I hadn’t seen the movie. Nor any of the ones that came after it. So I rented it out from the video store near work, and I was horrified when I watched it. More so because my counselor, the ever-loving prick that he was, was right. There was no avoiding death. It caught up to you no matter what.
And so it got me thinking about all the other things in life that perhaps couldn’t be avoided.
Like Carrie.
Perhaps if I hadn’t seen her that day, it would have easily been another.
Perhaps if I had stayed inside that day, instead of listening to my mom’s nagging about going out and getting some fresh air, perhaps none of this would ever have happened.
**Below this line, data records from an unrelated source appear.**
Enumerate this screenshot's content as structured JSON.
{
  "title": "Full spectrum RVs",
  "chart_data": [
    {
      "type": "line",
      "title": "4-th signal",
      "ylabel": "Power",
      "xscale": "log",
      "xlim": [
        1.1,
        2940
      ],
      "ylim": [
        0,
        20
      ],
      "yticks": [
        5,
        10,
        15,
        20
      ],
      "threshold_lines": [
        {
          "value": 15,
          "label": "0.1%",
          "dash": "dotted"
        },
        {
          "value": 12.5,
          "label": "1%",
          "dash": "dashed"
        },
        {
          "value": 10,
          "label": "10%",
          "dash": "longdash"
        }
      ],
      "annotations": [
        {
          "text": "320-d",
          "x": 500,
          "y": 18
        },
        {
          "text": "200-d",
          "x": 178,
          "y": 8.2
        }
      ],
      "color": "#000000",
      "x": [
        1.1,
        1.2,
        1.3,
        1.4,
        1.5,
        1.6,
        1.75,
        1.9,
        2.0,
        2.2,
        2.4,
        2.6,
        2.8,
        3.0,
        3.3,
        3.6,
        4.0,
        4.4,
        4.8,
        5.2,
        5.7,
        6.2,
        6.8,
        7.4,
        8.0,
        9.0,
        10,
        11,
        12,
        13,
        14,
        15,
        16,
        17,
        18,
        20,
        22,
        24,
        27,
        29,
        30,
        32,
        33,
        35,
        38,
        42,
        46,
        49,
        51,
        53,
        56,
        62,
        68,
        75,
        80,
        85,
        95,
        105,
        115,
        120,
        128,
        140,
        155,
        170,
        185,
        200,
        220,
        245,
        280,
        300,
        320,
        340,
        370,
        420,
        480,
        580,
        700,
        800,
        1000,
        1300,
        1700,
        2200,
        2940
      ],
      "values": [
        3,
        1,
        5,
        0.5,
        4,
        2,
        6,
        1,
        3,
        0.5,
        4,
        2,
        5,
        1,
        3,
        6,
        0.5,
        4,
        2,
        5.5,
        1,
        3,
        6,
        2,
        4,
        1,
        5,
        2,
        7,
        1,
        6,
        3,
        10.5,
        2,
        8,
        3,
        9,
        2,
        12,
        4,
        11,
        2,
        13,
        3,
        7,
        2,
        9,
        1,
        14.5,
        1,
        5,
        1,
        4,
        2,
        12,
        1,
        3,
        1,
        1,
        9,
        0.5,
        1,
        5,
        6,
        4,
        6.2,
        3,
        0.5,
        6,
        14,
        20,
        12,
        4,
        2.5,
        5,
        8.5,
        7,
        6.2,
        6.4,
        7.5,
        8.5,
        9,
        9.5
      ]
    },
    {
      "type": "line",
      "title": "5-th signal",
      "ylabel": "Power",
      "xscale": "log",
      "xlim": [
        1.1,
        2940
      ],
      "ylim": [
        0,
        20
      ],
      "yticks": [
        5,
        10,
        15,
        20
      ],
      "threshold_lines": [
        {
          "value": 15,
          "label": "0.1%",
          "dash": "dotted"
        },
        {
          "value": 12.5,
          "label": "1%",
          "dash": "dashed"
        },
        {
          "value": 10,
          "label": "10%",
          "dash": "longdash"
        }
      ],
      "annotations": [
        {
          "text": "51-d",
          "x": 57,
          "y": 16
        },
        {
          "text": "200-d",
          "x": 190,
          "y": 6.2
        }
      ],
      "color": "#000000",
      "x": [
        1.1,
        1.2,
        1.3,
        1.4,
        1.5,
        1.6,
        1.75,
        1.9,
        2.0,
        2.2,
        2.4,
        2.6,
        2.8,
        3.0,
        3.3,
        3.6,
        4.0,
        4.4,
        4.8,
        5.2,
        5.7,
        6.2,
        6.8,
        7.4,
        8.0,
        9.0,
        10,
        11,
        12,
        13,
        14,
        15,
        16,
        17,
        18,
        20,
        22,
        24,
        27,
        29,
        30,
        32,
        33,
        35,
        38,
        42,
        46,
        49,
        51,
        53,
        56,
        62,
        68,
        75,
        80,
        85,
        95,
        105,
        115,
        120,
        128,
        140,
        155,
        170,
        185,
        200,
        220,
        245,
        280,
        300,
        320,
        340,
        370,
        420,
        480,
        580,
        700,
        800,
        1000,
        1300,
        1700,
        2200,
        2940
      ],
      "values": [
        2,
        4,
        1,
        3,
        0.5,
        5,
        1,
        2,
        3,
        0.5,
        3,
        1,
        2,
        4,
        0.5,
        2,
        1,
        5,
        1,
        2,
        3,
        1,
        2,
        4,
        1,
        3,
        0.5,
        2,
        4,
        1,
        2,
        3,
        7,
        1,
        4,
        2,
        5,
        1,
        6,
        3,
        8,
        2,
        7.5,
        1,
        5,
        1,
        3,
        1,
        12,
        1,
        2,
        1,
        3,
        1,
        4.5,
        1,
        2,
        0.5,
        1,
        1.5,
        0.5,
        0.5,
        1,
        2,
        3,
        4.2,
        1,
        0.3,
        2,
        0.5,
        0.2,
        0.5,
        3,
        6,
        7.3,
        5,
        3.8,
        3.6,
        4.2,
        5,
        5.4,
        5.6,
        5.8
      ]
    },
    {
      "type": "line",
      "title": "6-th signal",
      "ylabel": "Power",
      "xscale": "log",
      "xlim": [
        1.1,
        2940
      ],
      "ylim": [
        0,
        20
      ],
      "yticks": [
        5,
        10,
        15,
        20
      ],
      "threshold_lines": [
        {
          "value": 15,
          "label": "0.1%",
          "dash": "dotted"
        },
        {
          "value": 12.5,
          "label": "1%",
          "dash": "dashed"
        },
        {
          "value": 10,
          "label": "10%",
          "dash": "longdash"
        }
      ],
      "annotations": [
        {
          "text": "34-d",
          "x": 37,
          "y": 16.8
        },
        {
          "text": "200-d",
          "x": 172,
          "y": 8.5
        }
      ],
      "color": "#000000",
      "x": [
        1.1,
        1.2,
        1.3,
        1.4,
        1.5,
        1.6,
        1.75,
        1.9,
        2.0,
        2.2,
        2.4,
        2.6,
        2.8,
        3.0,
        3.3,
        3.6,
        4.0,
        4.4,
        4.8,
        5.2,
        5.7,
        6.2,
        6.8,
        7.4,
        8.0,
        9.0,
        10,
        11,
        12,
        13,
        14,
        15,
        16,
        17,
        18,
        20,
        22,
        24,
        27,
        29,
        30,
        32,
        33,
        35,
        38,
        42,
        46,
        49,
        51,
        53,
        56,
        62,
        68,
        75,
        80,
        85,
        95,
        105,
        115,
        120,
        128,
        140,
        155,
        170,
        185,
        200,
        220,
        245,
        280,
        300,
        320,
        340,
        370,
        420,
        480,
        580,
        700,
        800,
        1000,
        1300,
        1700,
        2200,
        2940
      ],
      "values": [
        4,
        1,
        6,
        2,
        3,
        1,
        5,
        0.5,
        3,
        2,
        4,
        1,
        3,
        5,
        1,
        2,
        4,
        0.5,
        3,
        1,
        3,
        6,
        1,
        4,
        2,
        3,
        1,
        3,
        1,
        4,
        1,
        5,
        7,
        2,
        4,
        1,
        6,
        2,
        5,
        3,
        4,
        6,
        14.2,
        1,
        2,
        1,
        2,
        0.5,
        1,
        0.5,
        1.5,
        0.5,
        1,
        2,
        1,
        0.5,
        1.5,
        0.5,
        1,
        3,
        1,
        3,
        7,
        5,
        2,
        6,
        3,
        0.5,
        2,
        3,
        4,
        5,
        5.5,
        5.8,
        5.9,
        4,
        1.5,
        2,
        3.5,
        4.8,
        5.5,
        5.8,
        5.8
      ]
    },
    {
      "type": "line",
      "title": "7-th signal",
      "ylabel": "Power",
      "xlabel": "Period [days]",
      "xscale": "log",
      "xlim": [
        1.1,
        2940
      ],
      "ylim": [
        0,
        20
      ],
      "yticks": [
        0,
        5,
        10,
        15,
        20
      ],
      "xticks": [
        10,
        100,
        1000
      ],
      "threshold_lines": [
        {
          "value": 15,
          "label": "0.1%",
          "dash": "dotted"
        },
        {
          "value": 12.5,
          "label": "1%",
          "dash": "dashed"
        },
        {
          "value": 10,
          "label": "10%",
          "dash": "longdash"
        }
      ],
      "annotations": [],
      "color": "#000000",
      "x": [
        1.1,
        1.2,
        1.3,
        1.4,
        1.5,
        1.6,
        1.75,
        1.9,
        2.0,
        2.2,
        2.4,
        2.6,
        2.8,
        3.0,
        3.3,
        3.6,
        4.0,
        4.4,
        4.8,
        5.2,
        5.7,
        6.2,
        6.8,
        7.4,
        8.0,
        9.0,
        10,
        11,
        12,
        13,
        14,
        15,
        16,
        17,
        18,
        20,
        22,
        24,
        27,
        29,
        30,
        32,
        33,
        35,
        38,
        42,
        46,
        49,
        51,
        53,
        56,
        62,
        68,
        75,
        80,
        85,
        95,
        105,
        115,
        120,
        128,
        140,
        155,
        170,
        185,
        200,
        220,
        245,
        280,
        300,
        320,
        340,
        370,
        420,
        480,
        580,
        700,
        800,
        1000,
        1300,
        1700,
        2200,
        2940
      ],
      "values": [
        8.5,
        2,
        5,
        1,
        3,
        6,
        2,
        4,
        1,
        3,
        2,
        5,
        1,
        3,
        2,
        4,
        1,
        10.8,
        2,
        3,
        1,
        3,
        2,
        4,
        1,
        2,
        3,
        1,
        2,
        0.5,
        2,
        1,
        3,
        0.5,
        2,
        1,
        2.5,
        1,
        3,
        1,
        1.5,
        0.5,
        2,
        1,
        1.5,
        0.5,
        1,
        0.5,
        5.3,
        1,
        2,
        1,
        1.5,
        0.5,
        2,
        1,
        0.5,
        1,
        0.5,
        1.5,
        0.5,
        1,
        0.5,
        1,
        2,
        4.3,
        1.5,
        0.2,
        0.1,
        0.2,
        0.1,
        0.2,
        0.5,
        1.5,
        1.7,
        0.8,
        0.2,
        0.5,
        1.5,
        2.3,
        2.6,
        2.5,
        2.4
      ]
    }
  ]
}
Perhaps if I hadn’t fallen in love with the beautiful Carrie, perhaps everything would be okay.
Perhaps my mom would still love me.
Perhaps Dad would still take my calls.
Perhaps I’d have a wife and 2.5 fucking kids. Kids who would no doubt hate me because I’d make them do their homework and I wouldn’t let them stay out late at night. I’d make sure we had family night once a week, no matter how tired I was from work. Or how much I just wanted to take my wife to bed and fuck her until she quivered in pleasure underneath me.
I’d always make time for my kids.
Just like my parents did for me.
Because I’d seen what happened when parents didn’t care. I’d seen the sting of pain and bite of horror, and the desperate things that people would do to make the pain stop. But that would never be me or my life.
Perhaps things would be different, if things had worked out differently.